Снова раздался стук в дверь, и доктор опять крикнул:
— Войдите! Кажется, нам так и не дадут докончить этот роббер, — проворчал он, когда дверь отворилась. — А с вами что случилось? — Это относилось к вошедшему.
Новый пришелец тщетно пытался пошевелить губами, которые, как и щеки, были словно скованы льдом. Видимо, он пробыл в дороге много дней. Кожа на скулах, должно быть, не раз была обморожена и даже почернела. От носа до подбородка сплошной лед — в нем виднелись лишь небольшое отверстие, которое человек растопил дыханием. В это отверстие он сплевывал табачный сок, который, стекая, замерз янтарной сосулькой, заостренной книзу, как ван-дейковская бородка.
Он молча кивнул головой, улыбаясь глазами, и подошел к печке, чтобы поскорее растаял лед, мешавший ему говорить. Он пальцами отдирал куски его, которые трещали и шипели, падая на печку.
— Со мной-то все в порядке, — произнес он наконец. — Но если есть в вашей компании доктор, так он до крайности нужен. На Литтл Пеко человек схватился с пантерой, и она его черт знает как изувечила.
— А далеко это? — осведомился доктор Линдей.
— Миль сто будет.
— И давно это с ним случилось?
— Я три дня сюда добирался.
— Плох?
— Плечо вывихнуто. Несколько ребер, наверное, сломано. Все тело изорвано до костей, только лицо цело. Две-три самые большие раны мы временно зашили, а жилы перетянули бечевками.
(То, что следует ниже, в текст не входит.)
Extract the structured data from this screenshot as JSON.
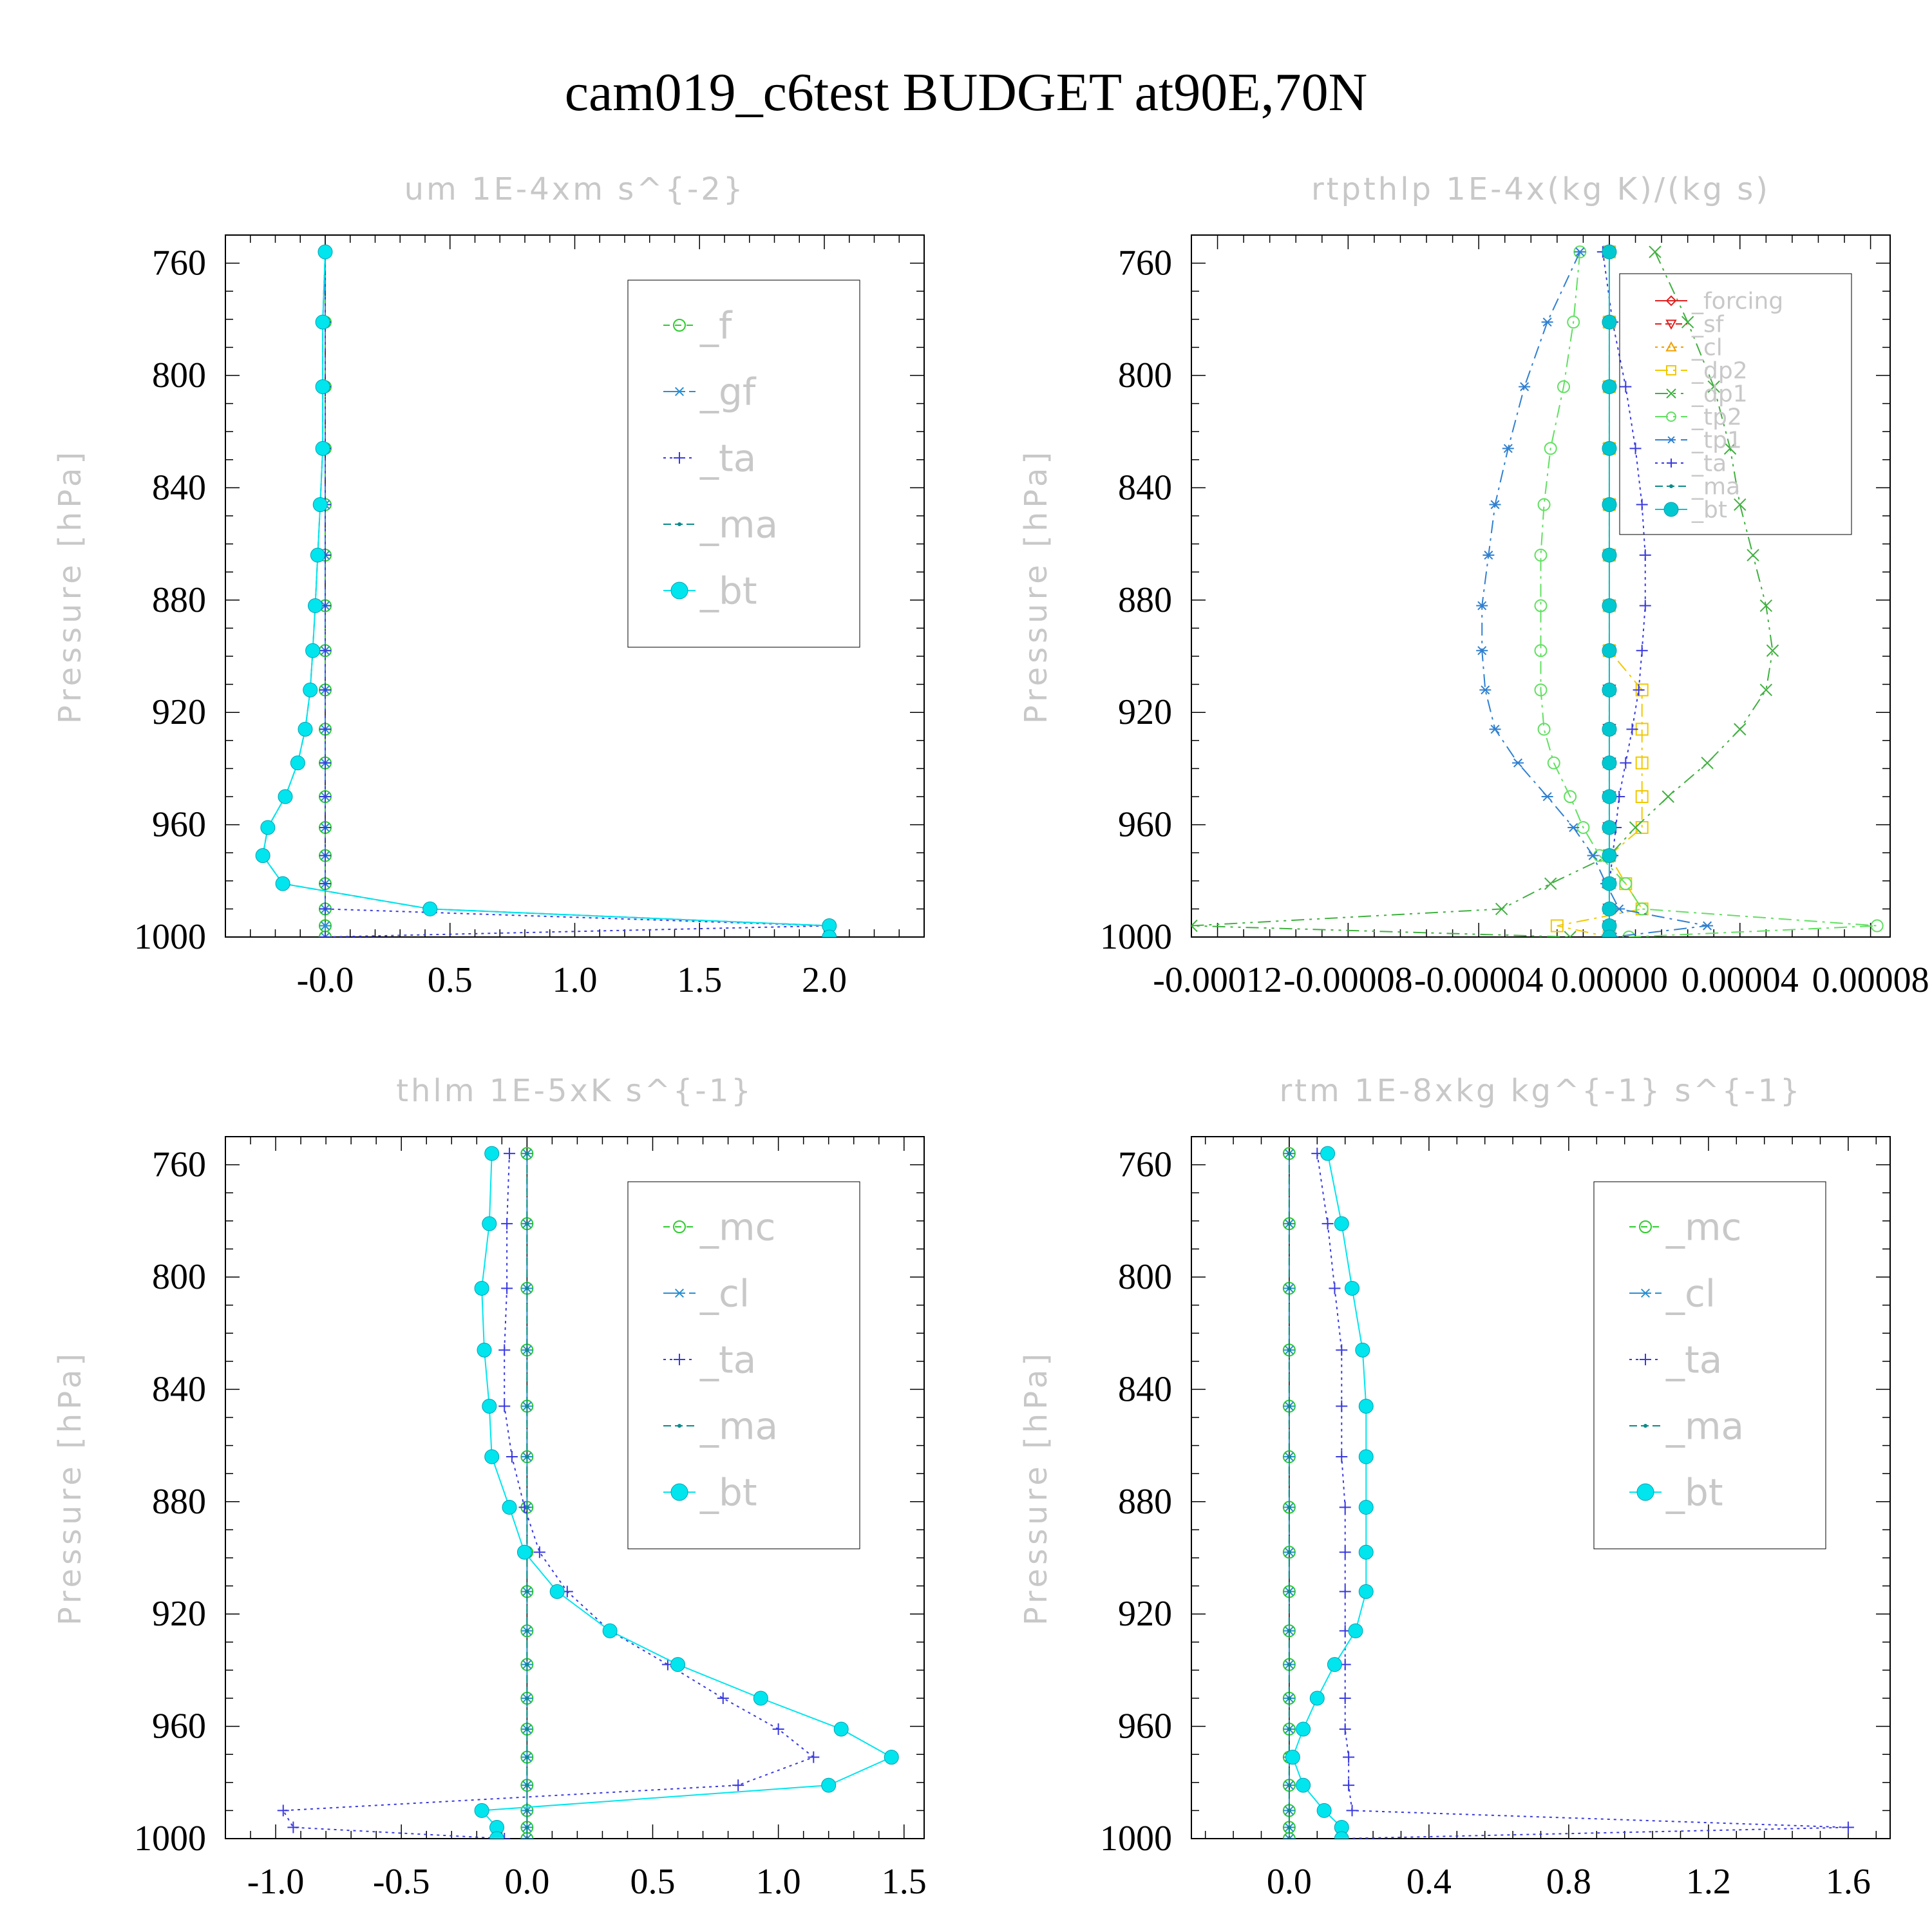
{
  "title": "cam019_c6test  BUDGET at90E,70N",
  "chart_data": [
    {
      "type": "line",
      "title": "um   1E-4xm s^{-2}",
      "ylabel": "Pressure [hPa]",
      "ylim": [
        1000,
        750
      ],
      "yticks": [
        760,
        800,
        840,
        880,
        920,
        960,
        1000
      ],
      "xlim": [
        -0.4,
        2.4
      ],
      "xticks": [
        -0.0,
        0.5,
        1.0,
        1.5,
        2.0
      ],
      "xtick_labels": [
        "-0.0",
        "0.5",
        "1.0",
        "1.5",
        "2.0"
      ],
      "legend_font": 58,
      "legend_pos": "upper-right",
      "pressure": [
        756,
        781,
        804,
        826,
        846,
        864,
        882,
        898,
        912,
        926,
        938,
        950,
        961,
        971,
        981,
        990,
        996,
        1000
      ],
      "series": [
        {
          "name": "_f",
          "color": "#2ecc2e",
          "marker": "circle",
          "dash": "10,8",
          "values": [
            0,
            0,
            0,
            0,
            0,
            0,
            0,
            0,
            0,
            0,
            0,
            0,
            0,
            0,
            0,
            0,
            0,
            0
          ]
        },
        {
          "name": "_gf",
          "color": "#2a8fd0",
          "marker": "star",
          "dash": "20,8,4,8",
          "values": [
            0,
            0,
            0,
            0,
            0,
            0,
            0,
            0,
            0,
            0,
            0,
            0,
            0,
            0,
            0,
            0,
            0,
            0
          ]
        },
        {
          "name": "_ta",
          "color": "#3a3ae0",
          "marker": "plus",
          "dash": "4,6",
          "values": [
            0,
            0,
            0,
            0,
            0,
            0,
            0,
            0,
            0,
            0,
            0,
            0,
            0,
            0,
            0,
            0,
            2.02,
            0
          ]
        },
        {
          "name": "_ma",
          "color": "#0a8a8a",
          "marker": "dot",
          "dash": "12,6",
          "values": [
            0,
            -0.01,
            -0.01,
            -0.01,
            -0.02,
            -0.03,
            -0.04,
            -0.05,
            -0.06,
            -0.08,
            -0.11,
            -0.16,
            -0.23,
            -0.25,
            -0.17,
            0.42,
            2.02,
            2.02
          ]
        },
        {
          "name": "_bt",
          "color": "#00e5ee",
          "marker": "filled",
          "dash": "",
          "values": [
            0,
            -0.01,
            -0.01,
            -0.01,
            -0.02,
            -0.03,
            -0.04,
            -0.05,
            -0.06,
            -0.08,
            -0.11,
            -0.16,
            -0.23,
            -0.25,
            -0.17,
            0.42,
            2.02,
            2.02
          ]
        }
      ]
    },
    {
      "type": "line",
      "title": "rtpthlp   1E-4x(kg K)/(kg s)",
      "ylabel": "Pressure [hPa]",
      "ylim": [
        1000,
        750
      ],
      "yticks": [
        760,
        800,
        840,
        880,
        920,
        960,
        1000
      ],
      "xlim": [
        -0.000128,
        8.6e-05
      ],
      "xticks": [
        -0.00012,
        -8e-05,
        -4e-05,
        0.0,
        4e-05,
        8e-05
      ],
      "xtick_labels": [
        "-0.00012",
        "-0.00008",
        "-0.00004",
        "0.00000",
        "0.00004",
        "0.00008"
      ],
      "legend_font": 36,
      "legend_pos": "upper-right",
      "pressure": [
        756,
        781,
        804,
        826,
        846,
        864,
        882,
        898,
        912,
        926,
        938,
        950,
        961,
        971,
        981,
        990,
        996,
        1000
      ],
      "series": [
        {
          "name": "_forcing",
          "color": "#e02020",
          "marker": "diamond",
          "dash": "",
          "values": [
            0,
            0,
            0,
            0,
            0,
            0,
            0,
            0,
            0,
            0,
            0,
            0,
            0,
            0,
            0,
            0,
            0,
            0
          ]
        },
        {
          "name": "_sf",
          "color": "#e02020",
          "marker": "tri-down",
          "dash": "10,6",
          "values": [
            0,
            0,
            0,
            0,
            0,
            0,
            0,
            0,
            0,
            0,
            0,
            0,
            0,
            0,
            0,
            0,
            0,
            0
          ]
        },
        {
          "name": "_cl",
          "color": "#f0a000",
          "marker": "tri-up",
          "dash": "4,6",
          "values": [
            0,
            0,
            0,
            0,
            0,
            0,
            0,
            0,
            0,
            0,
            0,
            0,
            0,
            0,
            0,
            0,
            0,
            0
          ]
        },
        {
          "name": "_dp2",
          "color": "#f0c800",
          "marker": "square",
          "dash": "20,8,4,8",
          "values": [
            0,
            0,
            0,
            0,
            0,
            0,
            0,
            0,
            1e-05,
            1e-05,
            1e-05,
            1e-05,
            1e-05,
            0,
            5e-06,
            1e-05,
            -1.6e-05,
            0
          ]
        },
        {
          "name": "_dp1",
          "color": "#40b040",
          "marker": "x",
          "dash": "20,8,4,8,4,8",
          "values": [
            1.4e-05,
            2.4e-05,
            3.2e-05,
            3.7e-05,
            4e-05,
            4.4e-05,
            4.8e-05,
            5e-05,
            4.8e-05,
            4e-05,
            3e-05,
            1.8e-05,
            8e-06,
            0,
            -1.8e-05,
            -3.3e-05,
            -0.000128,
            -1.2e-05
          ]
        },
        {
          "name": "_tp2",
          "color": "#60e060",
          "marker": "circle",
          "dash": "20,8,4,8",
          "values": [
            -9e-06,
            -1.1e-05,
            -1.4e-05,
            -1.8e-05,
            -2e-05,
            -2.1e-05,
            -2.1e-05,
            -2.1e-05,
            -2.1e-05,
            -2e-05,
            -1.7e-05,
            -1.2e-05,
            -8e-06,
            -3e-06,
            5e-06,
            1e-05,
            8.2e-05,
            6e-06
          ]
        },
        {
          "name": "_tp1",
          "color": "#3080d0",
          "marker": "star",
          "dash": "20,8,4,8",
          "values": [
            -9e-06,
            -1.9e-05,
            -2.6e-05,
            -3.1e-05,
            -3.5e-05,
            -3.7e-05,
            -3.9e-05,
            -3.9e-05,
            -3.8e-05,
            -3.5e-05,
            -2.8e-05,
            -1.9e-05,
            -1.1e-05,
            -5e-06,
            -1e-06,
            3e-06,
            3e-05,
            1e-06
          ]
        },
        {
          "name": "_ta",
          "color": "#3a3ae0",
          "marker": "plus",
          "dash": "4,6",
          "values": [
            -2e-06,
            1e-06,
            5e-06,
            8e-06,
            1e-05,
            1.1e-05,
            1.1e-05,
            1e-05,
            9e-06,
            7e-06,
            5e-06,
            3e-06,
            2e-06,
            1e-06,
            0,
            0,
            0,
            0
          ]
        },
        {
          "name": "_ma",
          "color": "#0a8a8a",
          "marker": "dot",
          "dash": "12,6",
          "values": [
            0,
            0,
            0,
            0,
            0,
            0,
            0,
            0,
            0,
            0,
            0,
            0,
            0,
            0,
            0,
            0,
            0,
            0
          ]
        },
        {
          "name": "_bt",
          "color": "#00c8d0",
          "marker": "filled",
          "dash": "",
          "values": [
            0,
            0,
            0,
            0,
            0,
            0,
            0,
            0,
            0,
            0,
            0,
            0,
            0,
            0,
            0,
            0,
            0,
            0
          ]
        }
      ]
    },
    {
      "type": "line",
      "title": "thlm   1E-5xK s^{-1}",
      "ylabel": "Pressure [hPa]",
      "ylim": [
        1000,
        750
      ],
      "yticks": [
        760,
        800,
        840,
        880,
        920,
        960,
        1000
      ],
      "xlim": [
        -1.2,
        1.58
      ],
      "xticks": [
        -1.0,
        -0.5,
        0.0,
        0.5,
        1.0,
        1.5
      ],
      "xtick_labels": [
        "-1.0",
        "-0.5",
        "0.0",
        "0.5",
        "1.0",
        "1.5"
      ],
      "legend_font": 58,
      "legend_pos": "upper-right",
      "pressure": [
        756,
        781,
        804,
        826,
        846,
        864,
        882,
        898,
        912,
        926,
        938,
        950,
        961,
        971,
        981,
        990,
        996,
        1000
      ],
      "series": [
        {
          "name": "_mc",
          "color": "#2ecc2e",
          "marker": "circle",
          "dash": "10,8",
          "values": [
            0,
            0,
            0,
            0,
            0,
            0,
            0,
            0,
            0,
            0,
            0,
            0,
            0,
            0,
            0,
            0,
            0,
            0
          ]
        },
        {
          "name": "_cl",
          "color": "#2a8fd0",
          "marker": "star",
          "dash": "20,8,4,8",
          "values": [
            0,
            0,
            0,
            0,
            0,
            0,
            0,
            0,
            0,
            0,
            0,
            0,
            0,
            0,
            0,
            0,
            0,
            0
          ]
        },
        {
          "name": "_ta",
          "color": "#3a3ae0",
          "marker": "plus",
          "dash": "4,6",
          "values": [
            -0.07,
            -0.08,
            -0.08,
            -0.09,
            -0.09,
            -0.06,
            -0.01,
            0.05,
            0.16,
            0.33,
            0.56,
            0.78,
            1.0,
            1.14,
            0.84,
            -0.97,
            -0.93,
            -0.09
          ]
        },
        {
          "name": "_ma",
          "color": "#0a8a8a",
          "marker": "dot",
          "dash": "12,6",
          "values": [
            0,
            0,
            0,
            0,
            0,
            0,
            0,
            0,
            0,
            0,
            0,
            0,
            0,
            0,
            0,
            0,
            0,
            0
          ]
        },
        {
          "name": "_bt",
          "color": "#00e5ee",
          "marker": "filled",
          "dash": "",
          "values": [
            -0.14,
            -0.15,
            -0.18,
            -0.17,
            -0.15,
            -0.14,
            -0.07,
            -0.01,
            0.12,
            0.33,
            0.6,
            0.93,
            1.25,
            1.45,
            1.2,
            -0.18,
            -0.12,
            -0.12
          ]
        }
      ]
    },
    {
      "type": "line",
      "title": "rtm   1E-8xkg kg^{-1} s^{-1}",
      "ylabel": "Pressure [hPa]",
      "ylim": [
        1000,
        750
      ],
      "yticks": [
        760,
        800,
        840,
        880,
        920,
        960,
        1000
      ],
      "xlim": [
        -0.28,
        1.72
      ],
      "xticks": [
        0.0,
        0.4,
        0.8,
        1.2,
        1.6
      ],
      "xtick_labels": [
        "0.0",
        "0.4",
        "0.8",
        "1.2",
        "1.6"
      ],
      "legend_font": 58,
      "legend_pos": "upper-right",
      "pressure": [
        756,
        781,
        804,
        826,
        846,
        864,
        882,
        898,
        912,
        926,
        938,
        950,
        961,
        971,
        981,
        990,
        996,
        1000
      ],
      "series": [
        {
          "name": "_mc",
          "color": "#2ecc2e",
          "marker": "circle",
          "dash": "10,8",
          "values": [
            0,
            0,
            0,
            0,
            0,
            0,
            0,
            0,
            0,
            0,
            0,
            0,
            0,
            0,
            0,
            0,
            0,
            0
          ]
        },
        {
          "name": "_cl",
          "color": "#2a8fd0",
          "marker": "star",
          "dash": "20,8,4,8",
          "values": [
            0,
            0,
            0,
            0,
            0,
            0,
            0,
            0,
            0,
            0,
            0,
            0,
            0,
            0,
            0,
            0,
            0,
            0
          ]
        },
        {
          "name": "_ta",
          "color": "#3a3ae0",
          "marker": "plus",
          "dash": "4,6",
          "values": [
            0.08,
            0.11,
            0.13,
            0.15,
            0.15,
            0.15,
            0.16,
            0.16,
            0.16,
            0.16,
            0.16,
            0.16,
            0.16,
            0.17,
            0.17,
            0.18,
            1.6,
            0.15
          ]
        },
        {
          "name": "_ma",
          "color": "#0a8a8a",
          "marker": "dot",
          "dash": "12,6",
          "values": [
            0,
            0,
            0,
            0,
            0,
            0,
            0,
            0,
            0,
            0,
            0,
            0,
            0,
            0,
            0,
            0,
            0,
            0
          ]
        },
        {
          "name": "_bt",
          "color": "#00e5ee",
          "marker": "filled",
          "dash": "",
          "values": [
            0.11,
            0.15,
            0.18,
            0.21,
            0.22,
            0.22,
            0.22,
            0.22,
            0.22,
            0.19,
            0.13,
            0.08,
            0.04,
            0.01,
            0.04,
            0.1,
            0.15,
            0.15
          ]
        }
      ]
    }
  ]
}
— Удружили человеку! — усмехнулся доктор. — А в каких местах эти раны?
— На животе.
— Ну, так теперь ему конец.
— Вовсе нет! Мы их сперва начисто промыли той жидкостью, которой насекомых травим, и только потом зашили — на время, конечно. Надергали ниток из белья — другого ничего не нашлось, но мы их тоже промыли.
— Можете уже считать его мертвецом, — дал окончательное заключение доктор, сердито перебирая карты.
— Ну нет, он не умрет! Не такой человек! Он знает, что я поехал за врачом, и сумеет продержаться до вашего приезда. Смерть его не одолеет. Я его знаю.
— Христианская наука — как способ лечить гангрену? — фыркнул доктор.